One imagines that a car-less city center street would have a similar effect of enhancing the city’s look, and upping its charm quotient (not that it needs it – Paris is charming just as it is). However there has been vocal opposition to Mayor Hidalgo’s already-enacted plans, as well as to these new proposed ones.

City Lab reported on some of Mayor Hidalgo’s plans during their initial roll out, saying of Paris’ leader: “Rather than backtracking or mollifying critics, she’s going to push her pedestrianization measures even further.”

Looking down to the bustling streets of Paris from the Arc de Triomphe.

In other automotive-related Paris news, the Financial Times reported that “Paris allows driverless car on its tricky streets.” The outlet shared a video from FT Paris correspondent, David Keohane, who spoke to the CEO of Valeo, Jacques Aschenbroich. (Valeo is the largest supplier of car parts in the world.) In an ever-changing world, this news feels very much not shocking. If anything, it’s proof-positive that the world is becoming like the 1960s future-based cartoon show, “The Jetsons,” predicted.

“Streets of central Paris are congested, polluted and busy.

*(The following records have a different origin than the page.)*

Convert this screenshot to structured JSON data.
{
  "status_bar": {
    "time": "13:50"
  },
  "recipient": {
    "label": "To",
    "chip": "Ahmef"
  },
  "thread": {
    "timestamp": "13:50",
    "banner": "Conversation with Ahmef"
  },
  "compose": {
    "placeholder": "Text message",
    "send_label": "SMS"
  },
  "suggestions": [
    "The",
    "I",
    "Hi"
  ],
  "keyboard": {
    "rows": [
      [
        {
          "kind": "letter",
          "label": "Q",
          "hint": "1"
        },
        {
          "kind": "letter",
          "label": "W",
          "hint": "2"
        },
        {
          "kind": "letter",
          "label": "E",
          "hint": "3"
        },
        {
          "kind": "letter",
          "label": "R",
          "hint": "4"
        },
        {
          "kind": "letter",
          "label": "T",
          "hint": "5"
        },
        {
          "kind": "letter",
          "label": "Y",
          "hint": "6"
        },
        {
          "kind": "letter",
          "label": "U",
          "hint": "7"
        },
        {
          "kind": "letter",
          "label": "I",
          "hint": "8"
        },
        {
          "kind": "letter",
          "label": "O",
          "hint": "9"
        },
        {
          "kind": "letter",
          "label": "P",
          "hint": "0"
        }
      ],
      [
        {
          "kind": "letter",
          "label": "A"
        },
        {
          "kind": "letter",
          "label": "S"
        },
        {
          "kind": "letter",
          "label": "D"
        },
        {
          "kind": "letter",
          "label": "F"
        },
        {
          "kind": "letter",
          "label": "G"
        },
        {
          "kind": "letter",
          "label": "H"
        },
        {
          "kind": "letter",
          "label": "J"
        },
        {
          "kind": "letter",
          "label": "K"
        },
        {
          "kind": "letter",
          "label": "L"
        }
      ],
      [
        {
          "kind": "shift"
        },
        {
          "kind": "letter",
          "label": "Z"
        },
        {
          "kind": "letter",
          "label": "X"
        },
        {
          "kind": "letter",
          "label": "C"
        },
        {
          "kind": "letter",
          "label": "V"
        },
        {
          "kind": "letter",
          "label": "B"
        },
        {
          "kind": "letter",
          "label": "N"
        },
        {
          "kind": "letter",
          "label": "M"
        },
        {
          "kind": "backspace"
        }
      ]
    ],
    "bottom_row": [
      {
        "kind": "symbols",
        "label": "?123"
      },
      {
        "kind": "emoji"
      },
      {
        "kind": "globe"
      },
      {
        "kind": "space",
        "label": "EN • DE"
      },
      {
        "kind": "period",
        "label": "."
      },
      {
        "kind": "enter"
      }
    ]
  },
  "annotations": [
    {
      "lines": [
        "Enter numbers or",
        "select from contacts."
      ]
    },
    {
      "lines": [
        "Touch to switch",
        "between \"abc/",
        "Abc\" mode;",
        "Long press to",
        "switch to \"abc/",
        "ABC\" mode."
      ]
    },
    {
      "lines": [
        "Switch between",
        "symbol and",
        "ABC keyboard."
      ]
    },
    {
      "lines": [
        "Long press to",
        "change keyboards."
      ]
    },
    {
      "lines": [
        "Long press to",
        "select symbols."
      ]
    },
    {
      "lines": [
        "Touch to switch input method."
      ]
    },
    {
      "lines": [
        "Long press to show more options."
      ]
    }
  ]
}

Steeped in history, they are twisting and complex for any driver,” says Keohane in a news clip. “Now, for the first time, a car with no driver moving the steering wheel, is giving it a go…The technology is growing everywhere, with driverless vehicles being trialed from the U.S. to China…”

With the Eiffel Tower in view, and a stone’s throw from the Seine, a video clip showing the driverless car in action (which is equipped in the video with an engineer in the driver’s seat, should intervention be needed as the steering wheel steers itself), cruises alongside the river, winding through a street in Paris. One issue, though, is when these cars go into tunnels and lose connection with their GPS. Thankfully for the Times reporter and the Valeo CEO, their car navigated the tunnel seamlessly.

Special authorization, however, is required for driverless vehicles in Paris, which seems like an intelligent prerequisite by all accounts. The mayor of Paris and the French government provided the highest level of authorization for the testing of the vehicle.

So, driverless cars, along with the absence of cars, will be modernizing Paris as time marches onward. Paris, arguably the most beautiful city in the world, also stands to get a bit more beautiful with a pedestrianized city center. The absence of cars (save for emergency vehicles) will bring more life, less pollution, and greater texture to an already richly textured, storied, and magnificent city – Paris.